Was ist Stress überhaupt?

Jede Art von Belastung, die den Organismus zu einer aktiven Reaktion und Anpassung zwingt, ist Stress. Ein Auslöser, auch Stressor genannt, stimuliert das Autonome Nervensystem und führt zur Ausschüttung von Botenstoffen. Das äußert sich kognitiv, emotional und körperlich und führt zu Verhaltenseffekten. Diese Reaktionen sind gesund und wichtig für unser Leben. Sie gehören zu uns wie der Atem und der Herzschlag. Ohne Stressreaktionen bist Du nicht überlebensfähig.
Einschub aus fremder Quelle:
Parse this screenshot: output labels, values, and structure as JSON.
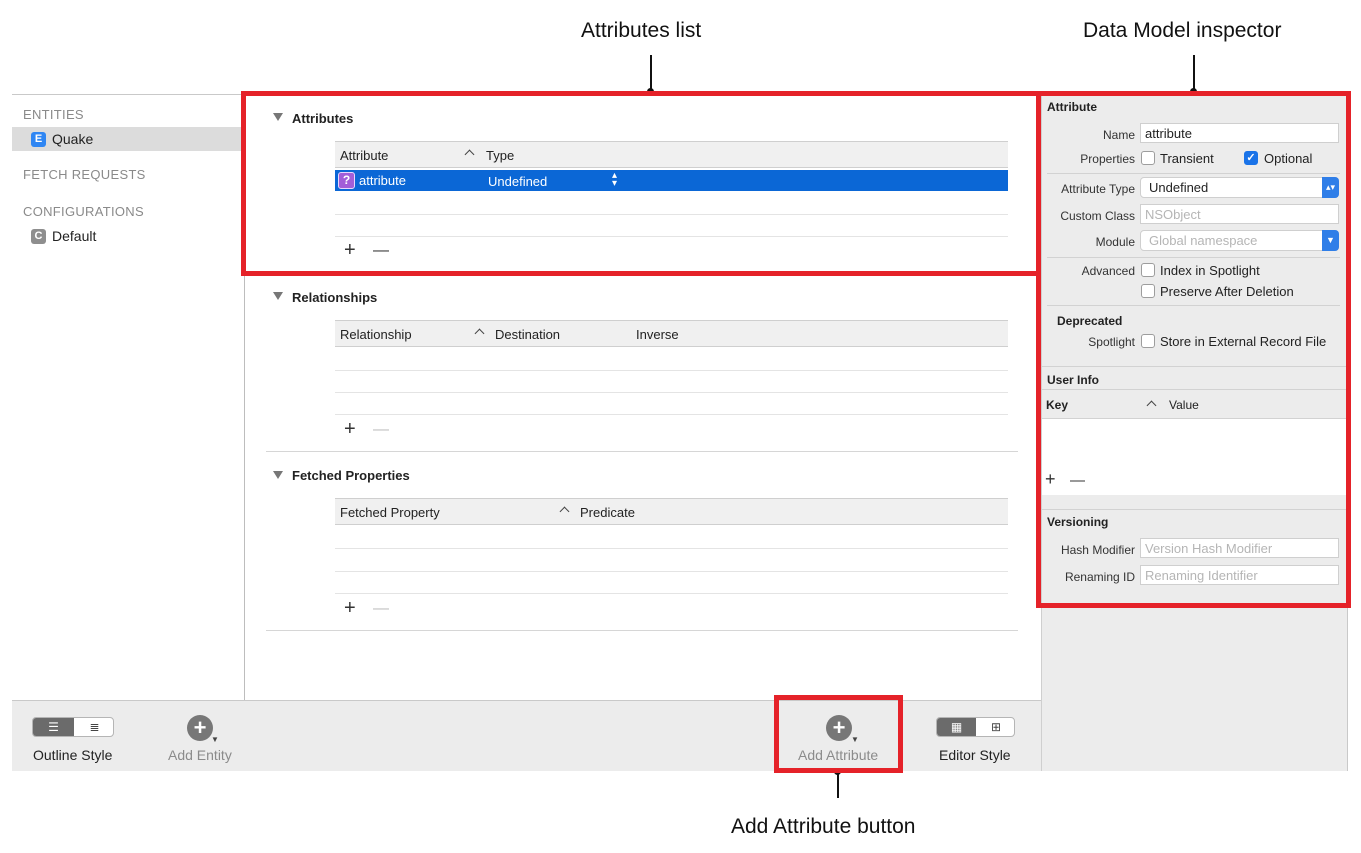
{
  "callouts": {
    "attributes_list": "Attributes list",
    "inspector": "Data Model inspector",
    "add_attribute_button": "Add Attribute button"
  },
  "sidebar": {
    "entities_header": "ENTITIES",
    "entity": {
      "badge": "E",
      "label": "Quake",
      "badge_color": "#2f86f3"
    },
    "fetch_requests_header": "FETCH REQUESTS",
    "configurations_header": "CONFIGURATIONS",
    "configuration": {
      "badge": "C",
      "label": "Default",
      "badge_color": "#8e8e8e"
    }
  },
  "editor": {
    "attributes": {
      "title": "Attributes",
      "columns": [
        "Attribute",
        "Type"
      ],
      "rows": [
        {
          "badge": "?",
          "name": "attribute",
          "type": "Undefined"
        }
      ]
    },
    "relationships": {
      "title": "Relationships",
      "columns": [
        "Relationship",
        "Destination",
        "Inverse"
      ]
    },
    "fetched_properties": {
      "title": "Fetched Properties",
      "columns": [
        "Fetched Property",
        "Predicate"
      ]
    },
    "add_glyph": "+",
    "remove_glyph": "—"
  },
  "bottombar": {
    "outline_style": "Outline Style",
    "add_entity": "Add Entity",
    "add_attribute": "Add Attribute",
    "editor_style": "Editor Style"
  },
  "inspector": {
    "section_attribute": "Attribute",
    "name_label": "Name",
    "name_value": "attribute",
    "properties_label": "Properties",
    "transient": {
      "label": "Transient",
      "checked": false
    },
    "optional": {
      "label": "Optional",
      "checked": true
    },
    "attribute_type_label": "Attribute Type",
    "attribute_type_value": "Undefined",
    "custom_class_label": "Custom Class",
    "custom_class_placeholder": "NSObject",
    "module_label": "Module",
    "module_placeholder": "Global namespace",
    "advanced_label": "Advanced",
    "index_spotlight": "Index in Spotlight",
    "preserve_after_deletion": "Preserve After Deletion",
    "deprecated_label": "Deprecated",
    "spotlight_label": "Spotlight",
    "store_external": "Store in External Record File",
    "user_info_title": "User Info",
    "user_info_columns": [
      "Key",
      "Value"
    ],
    "versioning_title": "Versioning",
    "hash_modifier_label": "Hash Modifier",
    "hash_modifier_placeholder": "Version Hash Modifier",
    "renaming_id_label": "Renaming ID",
    "renaming_id_placeholder": "Renaming Identifier"
  },
  "colors": {
    "highlight": "#e52229",
    "selection": "#0b67d6"
  }
}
Stress löst einen sehr klugen, flexiblen und autonomen Mechanismus aus, der Dich unterstützt, um auf Veränderungen zu reagieren. Deine Umwelt, Dein Körper oder Deine Gedanken können solche Veränderungen auslösen, die eine Stressreaktion erfordern. Es ist ein Prozess und basiert auf Ereignissen und deren Bewertung. Je nachdem, ob Dein autonomes Nervensystem eine Situation als unwichtig, herausfordernd oder bedrohlich einstuft, löst es entsprechende Reaktionen aus. Es hängt auch davon ab, wie Dein Gehirn in diesem Moment Deine Bewältigungskompetenz einschätzt und welche Erfahrungen/Handlungsmuster Dir zur Verfügung stehen.

Was für Dich beängstigend erscheint, kann für den/die Freund/in völlig banal sein und umgekehrt. Und selbst dann, wenn ihr dieselbe Situation als bedrohlich wahrnehmt, könnte jeder von Euch anders darauf reagieren.

Lass dem Stress eine angemessen Entspannungsphase folgen

Lass dem Stress eine angemessene Entspannung folgen

Einerseits beflügelt Stress Deine Kreativität, Neugierde und Leistungsbereitschaft, wenn die Situation als positiv herausfordernd bewertet wird. Andererseits kann er auch in einer bedrohlichen Lage den Organismus in einen Alarmzustand versetzen. Dann bist Du für einen Kampf oder eine Flucht vorbereitet. Sollte die Situation lebensgefährlich sein, folgen Resignation und Starre.

Gesund ist, wenn die Aufregung wieder abflacht und ihr eine angemessene Erholungsphase folgt. Fehlt das Runterfahren allzu häufig, geraten Körper, Geist und Seele früher oder später aus der Balance.

Klar gibt es typische Ereignisse wie einen Trauerfall, eine schwere Erkrankung, eine Prüfung, der Jobverlust oder der Rentenbeginn, die Dich aus der Balance bringen können. Statistisch gesehen ist aber viel häufiger unser moderner Lebensstil mit all seinen Anforderungen, Ablenkungen, der fast ständigen Reizüberflutung die Ursache. Er führt immer öfter zu einem chronischen negativen Stressempfinden und körperlichen sowie geistigen Reaktionen.

Häufig ist unser moderner Lebensstil die Ursache!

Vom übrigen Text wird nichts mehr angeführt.